My hopes and my stomach plummeted when he announced, “I will be filling in for Mrs. Kenner until she recovers.” Dr. Christian smiled, slow and brittle. “I am afraid that means I may be with you all semester.”

The buzz of approval swelled around me. What was wrong with these people? Mrs. Kenner was a sweet old lady who’d been with the school for ages. And Dr. Christian was… if not evil, then at least wrong on many levels.

“So generous of him,” I heard a girl whisper.

“Far beneath him, to take a class on this level,” another added.

What the hell? A surge of hot anger shot through me as my shallow, traitorous classmates whispered excitedly around me. Excited, because Mrs. Kenner was so badly hurt she wouldn’t be with us for the rest of the semester.

I felt myself standing without any conscious intention of doing so. My classmates noticed me, and one by one the noise began to subside. Dr. Christian waited until everyone was silent before singling me out. “Miss Chastain? You have something to say?”

“Um, yes actually.” Was that hostility I saw in my classmate’s eyes, or was I just being paranoid? I dragged my gaze back to Dr. Christian’s plastic perfection. “What about Mrs. Kenner, sir? Do you know anything more about her condition?” The silence was somehow more deafening than all the noise had been. I angled my body and pitched my voice so it would carry across the darkened auditorium, appealing directly to the students now. “Isn’t there anything we can do?” I was about to suggest we take up a collection for her family, or send flowers or something, but his flashing blue eyes stopped my thoughts right in their tracks. Eyes so blue could not be natural; concepts like ocean and sky slid right off them like oil on Teflon. I thought, instead, of jungle predators in the dark, just before they consumed their prey. My breathing was labored and slow. I couldn’t remember what I had been about to say.

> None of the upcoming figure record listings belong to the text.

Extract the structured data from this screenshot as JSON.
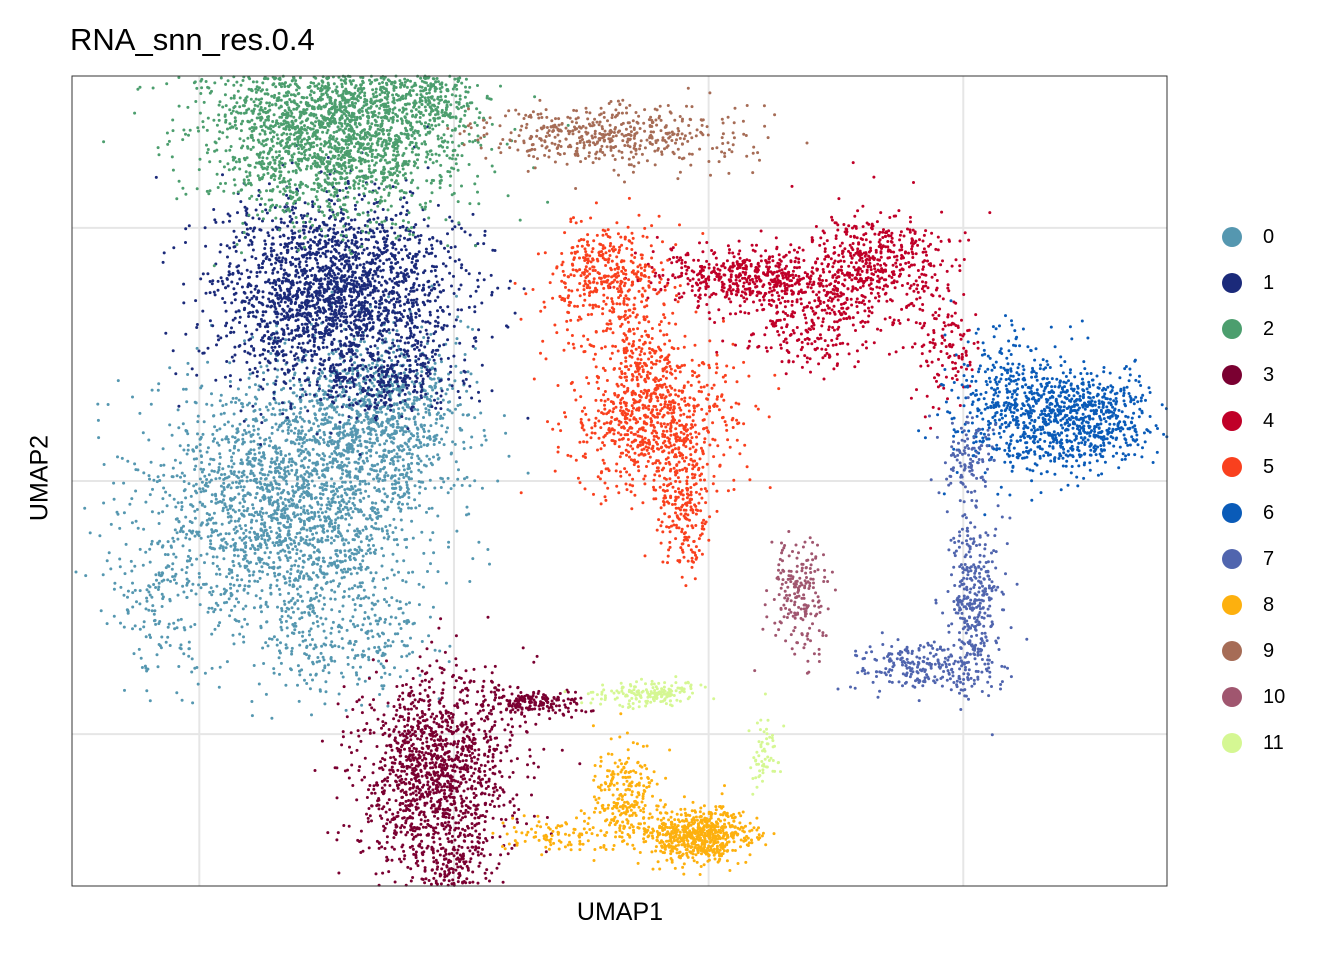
{
  "chart_data": {
    "type": "scatter",
    "title": "RNA_snn_res.0.4",
    "xlabel": "UMAP1",
    "ylabel": "UMAP2",
    "xlim": [
      -10.5,
      11
    ],
    "ylim": [
      -8,
      8
    ],
    "grid": true,
    "x_ticks": [
      -8,
      -3,
      2,
      7
    ],
    "y_ticks": [
      -5,
      0,
      5
    ],
    "legend_position": "right",
    "series": [
      {
        "name": "0",
        "color": "#5597B0",
        "clusters": [
          {
            "x": -6.3,
            "y": -0.5,
            "sx": 1.6,
            "sy": 1.5,
            "n": 2200
          },
          {
            "x": -4.4,
            "y": 1.3,
            "sx": 0.9,
            "sy": 1.0,
            "n": 900
          },
          {
            "x": -5.1,
            "y": -3.2,
            "sx": 1.0,
            "sy": 0.6,
            "n": 250
          },
          {
            "x": -8.8,
            "y": -2.5,
            "sx": 0.6,
            "sy": 0.9,
            "n": 120
          }
        ]
      },
      {
        "name": "1",
        "color": "#1B2A7A",
        "clusters": [
          {
            "x": -5.3,
            "y": 3.7,
            "sx": 1.4,
            "sy": 1.1,
            "n": 2300
          },
          {
            "x": -4.5,
            "y": 1.9,
            "sx": 0.9,
            "sy": 0.4,
            "n": 200
          }
        ]
      },
      {
        "name": "2",
        "color": "#4C9E6E",
        "clusters": [
          {
            "x": -5.4,
            "y": 7.0,
            "sx": 1.5,
            "sy": 1.0,
            "n": 2400
          },
          {
            "x": -3.4,
            "y": 7.6,
            "sx": 0.5,
            "sy": 0.5,
            "n": 200
          }
        ]
      },
      {
        "name": "3",
        "color": "#7A0031",
        "clusters": [
          {
            "x": -3.4,
            "y": -5.8,
            "sx": 0.9,
            "sy": 1.2,
            "n": 1400
          },
          {
            "x": -3.0,
            "y": -8.0,
            "sx": 0.4,
            "sy": 0.8,
            "n": 250
          },
          {
            "x": -1.4,
            "y": -4.4,
            "sx": 0.6,
            "sy": 0.15,
            "n": 180
          }
        ]
      },
      {
        "name": "4",
        "color": "#C00028",
        "clusters": [
          {
            "x": 2.7,
            "y": 4.0,
            "sx": 1.1,
            "sy": 0.35,
            "n": 500
          },
          {
            "x": 5.3,
            "y": 4.3,
            "sx": 0.8,
            "sy": 0.6,
            "n": 500
          },
          {
            "x": 4.0,
            "y": 3.2,
            "sx": 0.9,
            "sy": 0.6,
            "n": 300
          },
          {
            "x": 6.7,
            "y": 2.6,
            "sx": 0.4,
            "sy": 0.6,
            "n": 120
          }
        ]
      },
      {
        "name": "5",
        "color": "#F9401E",
        "clusters": [
          {
            "x": 0.9,
            "y": 1.2,
            "sx": 0.9,
            "sy": 0.8,
            "n": 800
          },
          {
            "x": 0.0,
            "y": 3.9,
            "sx": 0.7,
            "sy": 0.7,
            "n": 450
          },
          {
            "x": 1.5,
            "y": -0.6,
            "sx": 0.3,
            "sy": 0.7,
            "n": 200
          },
          {
            "x": 0.7,
            "y": 2.4,
            "sx": 0.4,
            "sy": 0.5,
            "n": 120
          }
        ]
      },
      {
        "name": "6",
        "color": "#0A5BB8",
        "clusters": [
          {
            "x": 9.3,
            "y": 1.2,
            "sx": 0.8,
            "sy": 0.6,
            "n": 700
          },
          {
            "x": 7.9,
            "y": 1.5,
            "sx": 0.7,
            "sy": 0.8,
            "n": 450
          }
        ]
      },
      {
        "name": "7",
        "color": "#5065AE",
        "clusters": [
          {
            "x": 7.2,
            "y": -2.3,
            "sx": 0.3,
            "sy": 1.1,
            "n": 350
          },
          {
            "x": 6.3,
            "y": -3.7,
            "sx": 0.8,
            "sy": 0.3,
            "n": 250
          },
          {
            "x": 7.1,
            "y": 0.4,
            "sx": 0.3,
            "sy": 0.5,
            "n": 100
          }
        ]
      },
      {
        "name": "8",
        "color": "#FDB00E",
        "clusters": [
          {
            "x": 1.8,
            "y": -7.0,
            "sx": 0.6,
            "sy": 0.3,
            "n": 650
          },
          {
            "x": 0.4,
            "y": -6.2,
            "sx": 0.4,
            "sy": 0.6,
            "n": 250
          },
          {
            "x": -0.9,
            "y": -7.0,
            "sx": 0.6,
            "sy": 0.2,
            "n": 100
          }
        ]
      },
      {
        "name": "9",
        "color": "#A66C56",
        "clusters": [
          {
            "x": 0.0,
            "y": 6.8,
            "sx": 1.5,
            "sy": 0.35,
            "n": 500
          }
        ]
      },
      {
        "name": "10",
        "color": "#A0566F",
        "clusters": [
          {
            "x": 3.8,
            "y": -2.3,
            "sx": 0.35,
            "sy": 0.7,
            "n": 200
          }
        ]
      },
      {
        "name": "11",
        "color": "#D5F793",
        "clusters": [
          {
            "x": 0.8,
            "y": -4.2,
            "sx": 0.6,
            "sy": 0.15,
            "n": 180
          },
          {
            "x": 3.1,
            "y": -5.3,
            "sx": 0.2,
            "sy": 0.5,
            "n": 60
          }
        ]
      }
    ]
  }
}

“Miss Chastain is an idealist.” His voice was at once loud enough to carry across the entire auditorium and soft enough to feel like an intimate whisper right beside my ear. “She sees injustice, and wants to act against it. Admirable.” The class tittered. “Mrs. Kenner was an unfortunate victim, attacked by dark and terrible forces against which she had no defense. It’s a sad fact that most individuals have little or no defense, should those same dark and terrible forces,” he strode to the very edge of the podium, “choose to strike at them. Do you understand, Miss Chastain?”

What the hell? I staggered back, hitting the edge of my desk with my thighs. All I meant was that we should send her a fruit basket or something. He was treating me like I’d suggested a vigilante mob start stringing up random citizens. I tried again to make myself understood. “That may be true,” I heard myself say. “But surely we can do something. Mrs. Kenner has been a teacher here for years and years. She is one of us.” An instinct I didn’t analyze made me put a slight but distinct emphasis on the last three words.
One of us
. Dr. Christian’s finely arched eyebrows shot up. “Or else…”

“Or else what?” he echoed softly, almost mockingly. “It is comforting to think we can somehow protect the ones we love from all harm, Miss Chastain, but it is naïve. A child’s comfort.” The class shrunk to waves of noise around me, rising and receding like ripples in a smooth pond, pelted with stones.